Thanksgiving is this week, and while you’re preparing your dishes and driving routes, I want to offer you a word on gratitude.
This post was originally shared on my blog in 2016, but I think it’s the right message for this year, so I hope you’ll read and enjoy. As a bonus, my team and I have put together a free gift for you to use this Thanksgiving — a set of questions that I use when my family comes together for the holiday.
I hope you enjoy your time, however and with whomever you spend it. And I want you to know how very thankful I am for you.
I don’t know about you, but I’m thinking a lot about turkey and stuffing lately. Of course, that’s because Thursday is Thanksgiving in the United States. But food is not the only thing the holiday makes me think of. At this time of year, I’m reminded of the idea behind the day.
While the tradition dates to the 1620s, the official holiday didn’t come into existence until 1863, when President Abraham Lincoln issued a proclamation to set aside the last Thursday of November as a day for giving thanks. This was right in the middle of the American Civil War, yet despite the nation’s struggles, Lincoln recognized that there was still much to be grateful for.

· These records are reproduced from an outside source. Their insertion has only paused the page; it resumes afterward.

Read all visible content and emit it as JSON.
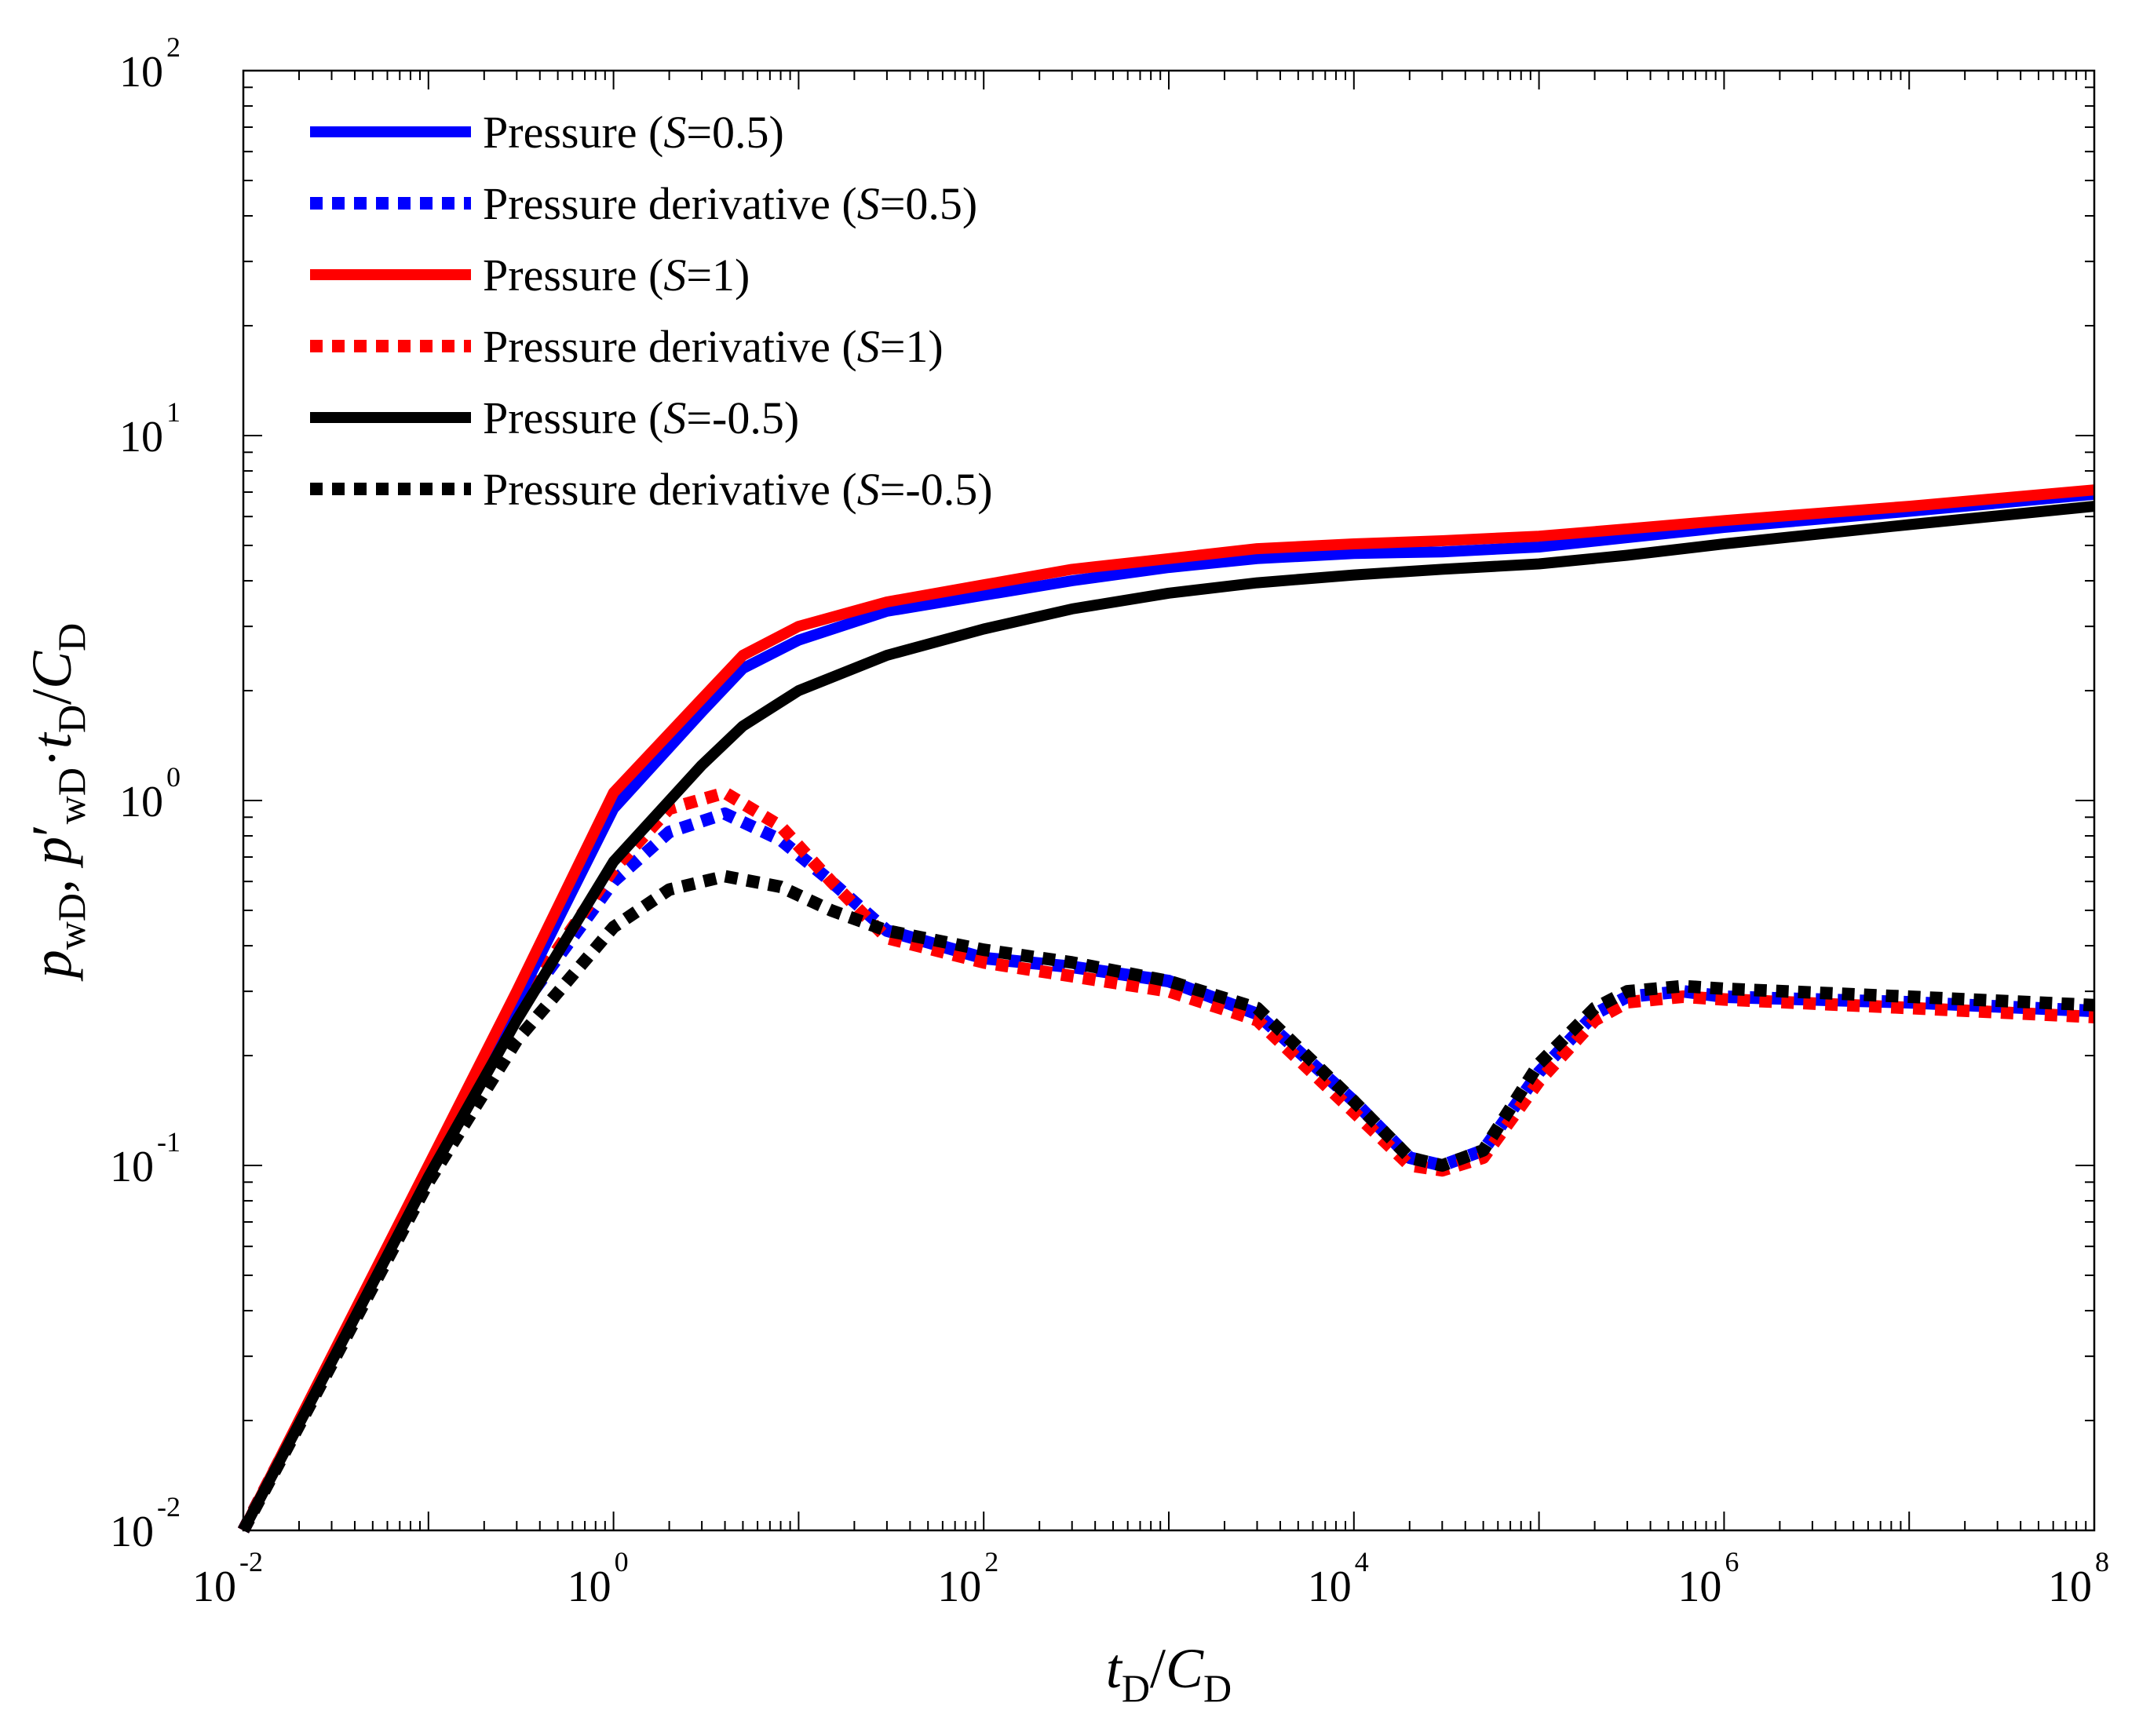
{
  "chart_data": {
    "type": "line",
    "title": "",
    "xscale": "log",
    "yscale": "log",
    "xlim": [
      0.01,
      100000000
    ],
    "ylim": [
      0.01,
      100
    ],
    "xlabel": {
      "main": "t",
      "sub": "D",
      "sep": "/",
      "main2": "C",
      "sub2": "D"
    },
    "ylabel": {
      "parts": [
        {
          "text": "p",
          "italic": true
        },
        {
          "text": "wD",
          "sub": true
        },
        {
          "text": ", ",
          "italic": false
        },
        {
          "text": "p",
          "italic": true
        },
        {
          "text": "′",
          "italic": false
        },
        {
          "text": "wD",
          "sub": true
        },
        {
          "text": "·",
          "italic": false
        },
        {
          "text": "t",
          "italic": true
        },
        {
          "text": "D",
          "sub": true
        },
        {
          "text": "/",
          "italic": false
        },
        {
          "text": "C",
          "italic": true
        },
        {
          "text": "D",
          "sub": true
        }
      ]
    },
    "x_ticks": [
      {
        "base": "10",
        "exp": "-2",
        "value": 0.01
      },
      {
        "base": "10",
        "exp": "0",
        "value": 1
      },
      {
        "base": "10",
        "exp": "2",
        "value": 100
      },
      {
        "base": "10",
        "exp": "4",
        "value": 10000
      },
      {
        "base": "10",
        "exp": "6",
        "value": 1000000
      },
      {
        "base": "10",
        "exp": "8",
        "value": 100000000
      }
    ],
    "y_ticks": [
      {
        "base": "10",
        "exp": "-2",
        "value": 0.01
      },
      {
        "base": "10",
        "exp": "-1",
        "value": 0.1
      },
      {
        "base": "10",
        "exp": "0",
        "value": 1
      },
      {
        "base": "10",
        "exp": "1",
        "value": 10
      },
      {
        "base": "10",
        "exp": "2",
        "value": 100
      }
    ],
    "legend_position": "top-left",
    "series": [
      {
        "name": "Pressure (S=0.5)",
        "label": {
          "pre": "Pressure (",
          "var": "S",
          "post": "=0.5)"
        },
        "color": "#0000ff",
        "style": "solid",
        "x": [
          0.01,
          0.1,
          0.3,
          1,
          3,
          5,
          10,
          30,
          100,
          300,
          1000,
          3000,
          10000,
          30000,
          100000,
          300000,
          1000000,
          10000000,
          100000000
        ],
        "y": [
          0.01,
          0.097,
          0.28,
          0.95,
          1.75,
          2.3,
          2.75,
          3.3,
          3.65,
          4.0,
          4.35,
          4.6,
          4.75,
          4.8,
          4.95,
          5.25,
          5.6,
          6.2,
          6.9
        ]
      },
      {
        "name": "Pressure derivative (S=0.5)",
        "label": {
          "pre": "Pressure derivative (",
          "var": "S",
          "post": "=0.5)"
        },
        "color": "#0000ff",
        "style": "dotted",
        "x": [
          0.01,
          0.1,
          0.3,
          1,
          2,
          4,
          8,
          15,
          30,
          100,
          300,
          1000,
          3000,
          10000,
          20000,
          30000,
          50000,
          100000,
          200000,
          300000,
          600000,
          1000000,
          10000000,
          100000000
        ],
        "y": [
          0.01,
          0.095,
          0.26,
          0.6,
          0.82,
          0.92,
          0.78,
          0.6,
          0.44,
          0.37,
          0.35,
          0.32,
          0.26,
          0.15,
          0.105,
          0.1,
          0.11,
          0.18,
          0.26,
          0.29,
          0.3,
          0.29,
          0.28,
          0.265
        ]
      },
      {
        "name": "Pressure (S=1)",
        "label": {
          "pre": "Pressure (",
          "var": "S",
          "post": "=1)"
        },
        "color": "#ff0000",
        "style": "solid",
        "x": [
          0.01,
          0.1,
          0.3,
          1,
          3,
          5,
          10,
          30,
          100,
          300,
          1000,
          3000,
          10000,
          30000,
          100000,
          300000,
          1000000,
          10000000,
          100000000
        ],
        "y": [
          0.01,
          0.1,
          0.3,
          1.05,
          1.9,
          2.5,
          3.0,
          3.5,
          3.9,
          4.3,
          4.6,
          4.9,
          5.05,
          5.15,
          5.3,
          5.55,
          5.85,
          6.4,
          7.1
        ]
      },
      {
        "name": "Pressure derivative (S=1)",
        "label": {
          "pre": "Pressure derivative (",
          "var": "S",
          "post": "=1)"
        },
        "color": "#ff0000",
        "style": "dotted",
        "x": [
          0.01,
          0.1,
          0.3,
          1,
          2,
          4,
          8,
          15,
          30,
          100,
          300,
          1000,
          3000,
          10000,
          20000,
          30000,
          50000,
          100000,
          200000,
          300000,
          600000,
          1000000,
          10000000,
          100000000
        ],
        "y": [
          0.01,
          0.095,
          0.27,
          0.65,
          0.95,
          1.05,
          0.85,
          0.6,
          0.42,
          0.36,
          0.33,
          0.3,
          0.25,
          0.14,
          0.1,
          0.097,
          0.105,
          0.17,
          0.25,
          0.28,
          0.29,
          0.285,
          0.27,
          0.255
        ]
      },
      {
        "name": "Pressure (S=-0.5)",
        "label": {
          "pre": "Pressure (",
          "var": "S",
          "post": "=-0.5)"
        },
        "color": "#000000",
        "style": "solid",
        "x": [
          0.01,
          0.1,
          0.3,
          1,
          3,
          5,
          10,
          30,
          100,
          300,
          1000,
          3000,
          10000,
          30000,
          100000,
          300000,
          1000000,
          10000000,
          100000000
        ],
        "y": [
          0.01,
          0.093,
          0.25,
          0.68,
          1.25,
          1.6,
          2.0,
          2.5,
          2.95,
          3.35,
          3.7,
          3.95,
          4.15,
          4.3,
          4.45,
          4.7,
          5.05,
          5.7,
          6.4
        ]
      },
      {
        "name": "Pressure derivative (S=-0.5)",
        "label": {
          "pre": "Pressure derivative (",
          "var": "S",
          "post": "=-0.5)"
        },
        "color": "#000000",
        "style": "dotted",
        "x": [
          0.01,
          0.1,
          0.3,
          1,
          2,
          4,
          8,
          15,
          30,
          100,
          300,
          1000,
          3000,
          10000,
          20000,
          30000,
          50000,
          100000,
          200000,
          300000,
          600000,
          1000000,
          10000000,
          100000000
        ],
        "y": [
          0.01,
          0.09,
          0.22,
          0.45,
          0.57,
          0.62,
          0.58,
          0.5,
          0.44,
          0.39,
          0.36,
          0.32,
          0.27,
          0.15,
          0.105,
          0.1,
          0.11,
          0.19,
          0.27,
          0.3,
          0.31,
          0.305,
          0.29,
          0.275
        ]
      }
    ]
  }
}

So much, in fact, that he wanted all Americans to join him in his gratitude. Lincoln wrote:
No human counsel hath devised nor hath any mortal hand worked out these great things. They are the gracious gifts of the Most High God, who, while dealing with us in anger for our sins, hath nevertheless remembered mercy. It has seemed to me fit and proper that they should be solemnly, reverently and gratefully acknowledged as with one heart and one voice by the whole American People.
I do therefore invite my fellow citizens in every part of the United States, and also those who are at sea and those who are sojourning in foreign lands, to set apart and observe the last Thursday of November next, as a day of Thanksgiving and Praise to our beneficent Father who dwelleth in the Heavens.
One of the many things I admire about President Lincoln is the ability that he had to look beyond his circumstances, to see better things. While the Civil War threatened to tear the nation apart, he looked past the fighting and saw a day when the nation would be whole once again.
It was this vision that allowed him to see the hand of God moving with grace during one of our nation’s most trying periods. President Lincoln could see not only immediate blessings to be thankful for, but also greater blessings to come. He let his faith become sight, and it spurred him to gratitude.
That’s because gratitude doesn’t come from our circumstances; it comes from how we choose to see the world.
Quite simply, gratitude comes from your heart.
What about you? When this Thursday rolls around, what will you see in your life that deserves a moment of gratitude?
I encourage you to look at your life with fresh eyes and find one or two things that stand out to you as signs of great blessing. And when you’ve done that, tell someone what you’ve discovered – because gratitude is meant to be shared.
And just like President Lincoln, you’ll want to invite others to join you. Because once you can see everything for which you’re grateful, you’ll want the whole world to know the feeling.